D’autres éléments, plus subtils, sont insérés habilement tels de mauvais présages : les deux filles démarrent au même moment et « descendent ensemble sur la chaussée », en roulant « vers l’ouest » (LR, 15). Il s’agirait ainsi d’une descente aux enfers en direction du soleil couchant. Quant à Martine, elle a l’impression paralysante de rouler sous un « soleil de feu qui donne la peur » (LR, 18) – image d’une divinité aztèque réclamant des sacrifices –, dans un dédale où la menace guette du haut des immeubles qui bordent la rue. Dans ce contexte où tout est « comme réglé d’avance » (LR, 16), le camion bleu de déménagement serait une représentation mécanisée du Minotaure ou bien du dieu Moloch (les deux figures étant, d’ailleurs, rapprochées) à la recherche de sa victime dans les rues convergentes d’une ville devenue espace carcéral.

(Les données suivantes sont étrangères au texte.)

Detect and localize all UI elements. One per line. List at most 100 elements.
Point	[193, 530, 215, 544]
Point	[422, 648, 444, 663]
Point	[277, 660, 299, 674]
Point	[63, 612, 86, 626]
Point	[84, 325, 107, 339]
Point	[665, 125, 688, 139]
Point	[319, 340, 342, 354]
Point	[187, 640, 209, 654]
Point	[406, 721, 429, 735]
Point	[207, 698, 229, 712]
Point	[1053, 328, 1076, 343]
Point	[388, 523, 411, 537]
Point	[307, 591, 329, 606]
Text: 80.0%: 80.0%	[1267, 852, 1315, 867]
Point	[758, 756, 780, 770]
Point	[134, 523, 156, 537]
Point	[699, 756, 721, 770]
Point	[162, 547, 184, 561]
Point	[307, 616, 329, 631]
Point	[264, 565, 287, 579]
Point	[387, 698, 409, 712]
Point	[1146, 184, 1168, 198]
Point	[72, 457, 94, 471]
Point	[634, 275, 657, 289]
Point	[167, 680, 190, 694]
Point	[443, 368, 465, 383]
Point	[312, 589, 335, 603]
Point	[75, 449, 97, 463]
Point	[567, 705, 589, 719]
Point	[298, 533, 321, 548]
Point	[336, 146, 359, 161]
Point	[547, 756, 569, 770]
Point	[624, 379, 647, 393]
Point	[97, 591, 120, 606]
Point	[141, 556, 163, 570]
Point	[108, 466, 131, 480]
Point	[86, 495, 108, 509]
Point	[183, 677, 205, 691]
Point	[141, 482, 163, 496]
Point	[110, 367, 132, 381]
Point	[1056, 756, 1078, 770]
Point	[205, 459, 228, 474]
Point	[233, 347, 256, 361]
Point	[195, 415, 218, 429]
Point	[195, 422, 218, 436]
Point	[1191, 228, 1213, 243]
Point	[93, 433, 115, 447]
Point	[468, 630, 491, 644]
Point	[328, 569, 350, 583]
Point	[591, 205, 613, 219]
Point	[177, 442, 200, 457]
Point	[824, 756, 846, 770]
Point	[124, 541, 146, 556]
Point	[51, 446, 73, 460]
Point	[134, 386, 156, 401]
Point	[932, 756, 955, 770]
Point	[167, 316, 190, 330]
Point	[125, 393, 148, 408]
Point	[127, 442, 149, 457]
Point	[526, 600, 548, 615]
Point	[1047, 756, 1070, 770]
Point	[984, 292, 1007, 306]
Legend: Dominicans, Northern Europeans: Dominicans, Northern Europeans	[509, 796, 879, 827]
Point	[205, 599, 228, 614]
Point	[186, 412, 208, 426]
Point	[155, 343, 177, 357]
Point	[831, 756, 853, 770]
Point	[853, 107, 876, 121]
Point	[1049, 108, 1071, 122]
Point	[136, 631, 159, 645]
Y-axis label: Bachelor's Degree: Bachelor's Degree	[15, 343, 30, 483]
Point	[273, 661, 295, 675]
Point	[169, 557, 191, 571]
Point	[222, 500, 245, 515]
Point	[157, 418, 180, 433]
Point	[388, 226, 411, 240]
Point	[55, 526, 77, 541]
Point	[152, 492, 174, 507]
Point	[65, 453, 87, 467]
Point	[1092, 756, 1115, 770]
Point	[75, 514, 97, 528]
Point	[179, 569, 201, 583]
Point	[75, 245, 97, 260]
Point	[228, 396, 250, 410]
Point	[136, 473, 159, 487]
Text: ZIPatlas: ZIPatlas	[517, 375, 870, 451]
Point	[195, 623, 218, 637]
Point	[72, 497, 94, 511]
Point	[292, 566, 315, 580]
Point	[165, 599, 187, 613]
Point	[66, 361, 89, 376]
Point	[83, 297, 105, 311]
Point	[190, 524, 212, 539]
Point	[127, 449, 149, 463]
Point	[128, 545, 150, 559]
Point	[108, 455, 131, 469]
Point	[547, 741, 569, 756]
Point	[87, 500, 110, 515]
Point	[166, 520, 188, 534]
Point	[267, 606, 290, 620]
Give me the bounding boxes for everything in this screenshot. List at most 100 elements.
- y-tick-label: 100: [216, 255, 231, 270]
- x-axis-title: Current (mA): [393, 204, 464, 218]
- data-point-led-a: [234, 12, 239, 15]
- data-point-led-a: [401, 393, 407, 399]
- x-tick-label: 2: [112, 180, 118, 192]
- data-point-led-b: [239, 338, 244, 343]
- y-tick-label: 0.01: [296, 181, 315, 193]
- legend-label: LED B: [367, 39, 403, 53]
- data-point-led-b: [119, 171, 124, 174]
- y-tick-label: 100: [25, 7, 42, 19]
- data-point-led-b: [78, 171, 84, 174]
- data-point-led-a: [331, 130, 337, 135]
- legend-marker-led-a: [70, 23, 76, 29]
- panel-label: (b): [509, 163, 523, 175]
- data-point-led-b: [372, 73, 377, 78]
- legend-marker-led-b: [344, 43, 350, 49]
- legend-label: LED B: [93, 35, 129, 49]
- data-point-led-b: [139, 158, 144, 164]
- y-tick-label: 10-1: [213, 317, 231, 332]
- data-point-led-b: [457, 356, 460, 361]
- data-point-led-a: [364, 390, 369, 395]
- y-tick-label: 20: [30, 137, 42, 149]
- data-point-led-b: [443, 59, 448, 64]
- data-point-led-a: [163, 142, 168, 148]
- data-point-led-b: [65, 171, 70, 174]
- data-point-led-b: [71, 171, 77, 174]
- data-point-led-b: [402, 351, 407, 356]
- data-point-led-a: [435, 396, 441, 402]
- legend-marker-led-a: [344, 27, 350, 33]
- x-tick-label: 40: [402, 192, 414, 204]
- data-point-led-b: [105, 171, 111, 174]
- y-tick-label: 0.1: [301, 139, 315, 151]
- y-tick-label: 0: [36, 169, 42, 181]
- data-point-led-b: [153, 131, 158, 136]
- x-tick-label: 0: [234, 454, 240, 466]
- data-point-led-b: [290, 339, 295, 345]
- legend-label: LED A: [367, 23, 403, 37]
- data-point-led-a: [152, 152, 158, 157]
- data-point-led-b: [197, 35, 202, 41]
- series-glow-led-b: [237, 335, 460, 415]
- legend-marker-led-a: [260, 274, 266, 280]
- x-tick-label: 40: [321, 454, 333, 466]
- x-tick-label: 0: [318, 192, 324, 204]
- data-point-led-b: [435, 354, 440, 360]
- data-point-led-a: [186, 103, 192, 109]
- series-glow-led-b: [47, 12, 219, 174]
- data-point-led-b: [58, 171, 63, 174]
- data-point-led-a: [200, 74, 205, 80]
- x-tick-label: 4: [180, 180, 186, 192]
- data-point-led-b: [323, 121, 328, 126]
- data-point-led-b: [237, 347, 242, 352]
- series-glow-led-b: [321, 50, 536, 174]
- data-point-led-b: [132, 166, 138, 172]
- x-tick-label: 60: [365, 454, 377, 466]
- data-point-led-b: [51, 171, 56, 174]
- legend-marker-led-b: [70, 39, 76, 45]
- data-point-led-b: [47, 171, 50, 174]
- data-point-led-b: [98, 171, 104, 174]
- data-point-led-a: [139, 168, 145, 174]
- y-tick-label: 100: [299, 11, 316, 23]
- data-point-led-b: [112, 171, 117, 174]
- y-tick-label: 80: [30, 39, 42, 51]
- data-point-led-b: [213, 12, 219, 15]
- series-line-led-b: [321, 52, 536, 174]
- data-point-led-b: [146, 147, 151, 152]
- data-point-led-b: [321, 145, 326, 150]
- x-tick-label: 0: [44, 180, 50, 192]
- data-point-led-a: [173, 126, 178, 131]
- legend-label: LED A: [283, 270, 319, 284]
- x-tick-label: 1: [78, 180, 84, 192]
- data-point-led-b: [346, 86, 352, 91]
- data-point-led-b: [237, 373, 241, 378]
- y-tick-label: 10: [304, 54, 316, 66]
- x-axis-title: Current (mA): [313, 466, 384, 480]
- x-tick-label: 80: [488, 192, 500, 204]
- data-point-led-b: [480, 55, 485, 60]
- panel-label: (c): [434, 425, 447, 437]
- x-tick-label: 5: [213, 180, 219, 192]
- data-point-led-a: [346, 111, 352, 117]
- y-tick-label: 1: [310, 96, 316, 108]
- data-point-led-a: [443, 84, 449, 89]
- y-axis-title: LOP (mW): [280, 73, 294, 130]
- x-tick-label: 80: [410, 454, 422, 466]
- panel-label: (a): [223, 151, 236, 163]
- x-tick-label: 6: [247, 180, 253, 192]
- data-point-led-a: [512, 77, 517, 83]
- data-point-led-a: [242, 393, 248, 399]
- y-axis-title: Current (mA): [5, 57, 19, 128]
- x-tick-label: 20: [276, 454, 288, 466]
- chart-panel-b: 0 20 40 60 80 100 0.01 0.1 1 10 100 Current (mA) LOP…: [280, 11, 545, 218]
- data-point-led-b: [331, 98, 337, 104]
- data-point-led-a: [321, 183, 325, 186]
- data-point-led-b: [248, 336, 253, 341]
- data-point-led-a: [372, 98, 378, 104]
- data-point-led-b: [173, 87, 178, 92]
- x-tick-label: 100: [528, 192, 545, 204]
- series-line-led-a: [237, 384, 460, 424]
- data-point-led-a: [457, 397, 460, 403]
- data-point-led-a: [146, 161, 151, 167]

Le développement mythique et symbolique d’une histoire autrement résumée en quelques lignes dans les pages d’un journal, doublé d’approches narratives multiples permettent de transcender les limites spatio-temporelles d’un simple « fait divers » et de le transformer en un « fait unique ».
Bogdan Veche
RÉféRENCES bibliographiques
BEDRANE, Sabrinelle, « À l'ombre du roman : les nouvelles lecléziennes », in Les cahiers J.-M.G. Le Clézio, n° 2 : Contes, nouvelles et romances, sous la direction de Claude Cavallero et Bruno Thibault, Paris, Éditions Complicités, 2009, pp 185-201 ; GLAZIOU, Joël, LA RONDE et autres faits divers, Paris, Bertrand-Lacoste, coll. « Parcours de lecture », 2001 ; HANQUIER, Eddy, « Parole et silence chez Le Clézio », in Communication et langages, no 89, 3ème trimestre 1991, pp. 18-29 ; LE CLÉZIO, J.-M. G., La Ronde et autres faits divers, Paris, Gallimard, coll. « folio », 1982 ; LE MARINEL, Jacques, « La Ronde et autres faits divers de J.M. G. Le Clézio », in L’École des lettres, no 6, 1er janvier 1992, pp. 33-46 ; MARTINOIR, Francine de, « Ceux qui n’ont pu choisir une autre vie » in La Quinzaine littéraire, no 371, 16/31 mai 1982, p. 5-6 ; PECHEUR, Jacques, « Feuilleton : La Ronde et autres faits divers », in Le français dans le monde, no 174, janvier 1983, p. 17 ; THIBAULT, Bruno, « Du stéréotype au mythe : l'écriture du fait divers dans les nouvelles de J. M. G. Le Clézio », in The French Review, vol. 6, issue 6, 1995, pp. 964-975 ; TROUVÉ, Alain, « Une lecture de "La Ronde" de Le Clézio », in Revue d’Histoire littéraire de la France, 98e Année, No. 1 (1998), pp. 123-129.